The U.S. economy started 2025 on a hopeful note as manufacturing activity returned to growth for the first time in six months, signaling renewed strength in the industrial sector, and the services sector continued to expand.

The latest S&P Global Flash U.S. Manufacturing PMI rose to 50.1 in January, inching above the threshold that separates expansion from contraction. This marks a significant turnaround for an industry battered by months of declining demand and production setbacks.

“Manufacturers are looking forward to a brighter year ahead,” said Chris Williamson, Chief Business Economist at S&P Global Market Intelligence. “Expectations of growth over the coming year have surged higher as factories await support from the new policies of the Trump administration.”

Pro-Growth Policies Fuel Optimism

The manufacturing sector’s resurgence coincides with heightened optimism about the economic direction under President Trump’s administration. Looser regulations, tax reductions, and trade protectionism are widely expected to bolster domestic production and investment. These policy shifts have energized both manufacturers and service providers, with overall business confidence reaching levels not seen since mid-2022.

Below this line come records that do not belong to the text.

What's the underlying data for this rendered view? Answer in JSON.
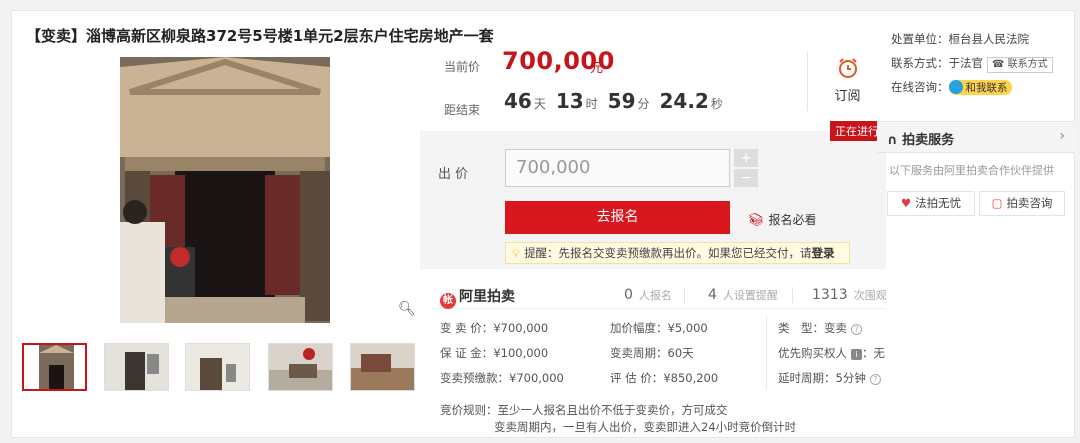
{
  "title": "【变卖】淄博高新区柳泉路372号5号楼1单元2层东户住宅房地产一套",
  "price": {
    "current_label": "当前价",
    "current_value": "700,000",
    "current_unit": "元",
    "remain_label": "距结束",
    "days": "46",
    "days_unit": "天",
    "hours": "13",
    "hours_unit": "时",
    "minutes": "59",
    "minutes_unit": "分",
    "seconds": "24.2",
    "seconds_unit": "秒",
    "subscribe_label": "订阅"
  },
  "bid": {
    "status_badge": "正在进行",
    "label": "出 价",
    "input_value": "700,000",
    "plus": "+",
    "minus": "−",
    "signup_button": "去报名",
    "must_read": "报名必看",
    "tip_text": "提醒：先报名交变卖预缴款再出价。如果您已经交付，请",
    "tip_login": "登录"
  },
  "stats": {
    "brand": "阿里拍卖",
    "applicants_count": "0",
    "applicants_label": "人报名",
    "reminders_count": "4",
    "reminders_label": "人设置提醒",
    "views_count": "1313",
    "views_label": "次围观"
  },
  "details": {
    "price_label": "变 卖 价：",
    "price_value": "¥700,000",
    "increment_label": "加价幅度：",
    "increment_value": "¥5,000",
    "type_label": "类　型：",
    "type_value": "变卖",
    "deposit_label": "保 证 金：",
    "deposit_value": "¥100,000",
    "period_label": "变卖周期：",
    "period_value": "60天",
    "priority_label": "优先购买权人",
    "priority_value": "无",
    "prepay_label": "变卖预缴款：",
    "prepay_value": "¥700,000",
    "valuation_label": "评 估 价：",
    "valuation_value": "¥850,200",
    "delay_label": "延时周期：",
    "delay_value": "5分钟",
    "rule_label": "竞价规则：",
    "rule_line1": "至少一人报名且出价不低于变卖价，方可成交",
    "rule_line2": "变卖周期内，一旦有人出价，变卖即进入24小时竞价倒计时"
  },
  "side": {
    "court_label": "处置单位：",
    "court_value": "桓台县人民法院",
    "contact_label": "联系方式：",
    "contact_value": "于法官",
    "contact_button": "联系方式",
    "consult_label": "在线咨询：",
    "consult_button": "和我联系",
    "service_title": "拍卖服务",
    "service_desc": "以下服务由阿里拍卖合作伙伴提供",
    "service_btn1": "法拍无忧",
    "service_btn2": "拍卖咨询"
  },
  "colors": {
    "accent_red": "#c7141a",
    "button_red": "#d9171e",
    "tip_bg": "#fffbe0"
  }
}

While manufacturers expressed particular enthusiasm, service sector confidence also remained elevated. The broader optimism encouraged businesses to ramp up hiring at the fastest rate in two-and-a-half years, a striking rebound following months of job losses. Service providers led the hiring surge, while manufacturing payroll growth reached a six-month high.

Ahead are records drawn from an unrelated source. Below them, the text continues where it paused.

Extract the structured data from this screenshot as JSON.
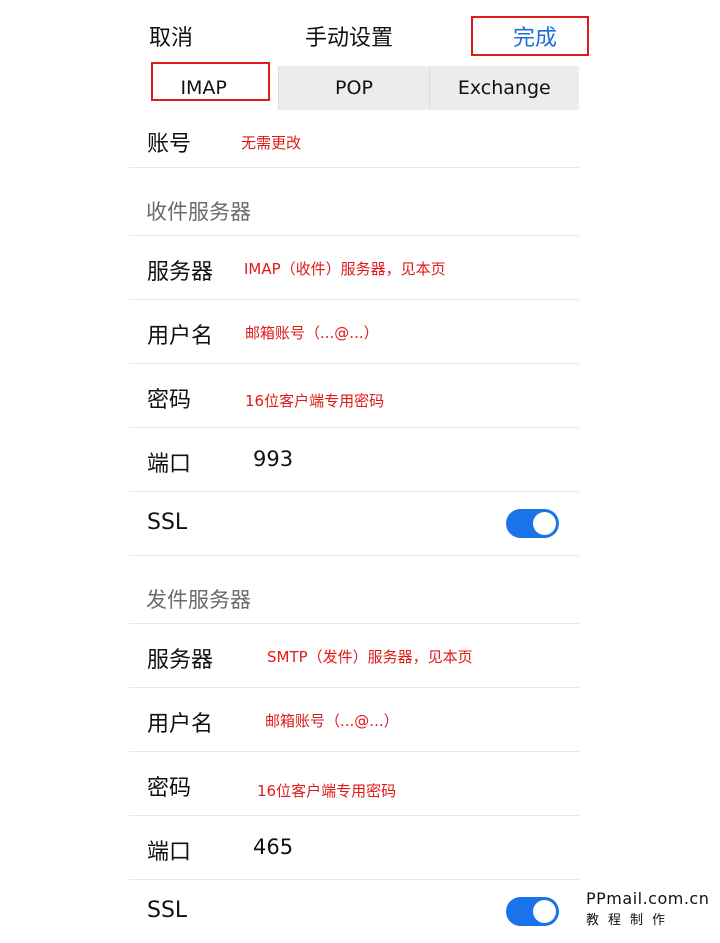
{
  "nav": {
    "cancel": "取消",
    "title": "手动设置",
    "done": "完成"
  },
  "tabs": [
    "IMAP",
    "POP",
    "Exchange"
  ],
  "account": {
    "label": "账号",
    "note": "无需更改"
  },
  "incoming": {
    "section_title": "收件服务器",
    "server_label": "服务器",
    "server_note": "IMAP（收件）服务器，见本页",
    "user_label": "用户名",
    "user_note": "邮箱账号（...@...）",
    "pwd_label": "密码",
    "pwd_note": "16位客户端专用密码",
    "port_label": "端口",
    "port_value": "993",
    "ssl_label": "SSL",
    "ssl_on": true
  },
  "outgoing": {
    "section_title": "发件服务器",
    "server_label": "服务器",
    "server_note": "SMTP（发件）服务器，见本页",
    "user_label": "用户名",
    "user_note": "邮箱账号（...@...）",
    "pwd_label": "密码",
    "pwd_note": "16位客户端专用密码",
    "port_label": "端口",
    "port_value": "465",
    "ssl_label": "SSL",
    "ssl_on": true
  },
  "watermark": {
    "line1": "PPmail.com.cn",
    "line2": "教程制作"
  },
  "colors": {
    "accent": "#1a73e8",
    "annotation": "#e01919"
  }
}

However, the economic rebound comes with challenges. Inflationary pressures intensified in January, with both input costs and selling prices climbing at their fastest pace in four months. Manufacturers attributed rising costs to supplier-driven price hikes for raw materials, while service providers reported increased wage pressures amid ongoing labor shortages.

“Higher input cost and selling price inflation was broad-based across goods and services,” Williamson noted. “If sustained, these pressures could add to concerns that robust economic growth and a strong job market might lead the Federal Reserve to adopt a more hawkish stance.”

A Mixed Picture for Demand

Demand conditions showed signs of divergence across sectors. While manufacturers recorded modest growth in new orders for the first time in seven months, export orders remained weak. The service sector saw continued expansion, albeit at the slowest pace since last April, as adverse weather and a strong dollar dampened activity for some firms.

The rebound in manufacturing and the surging optimism reflect a renewed sense of possibility for the U.S. economy. Yet, rising inflation and potential supply chain disruptions—exacerbated by tariff policies and global economic uncertainties—present challenges that could temper growth.

“The Trump administration’s ability to balance pro-growth initiatives with inflation containment will be crucial in shaping the trajectory of the recovery,” said Williamson.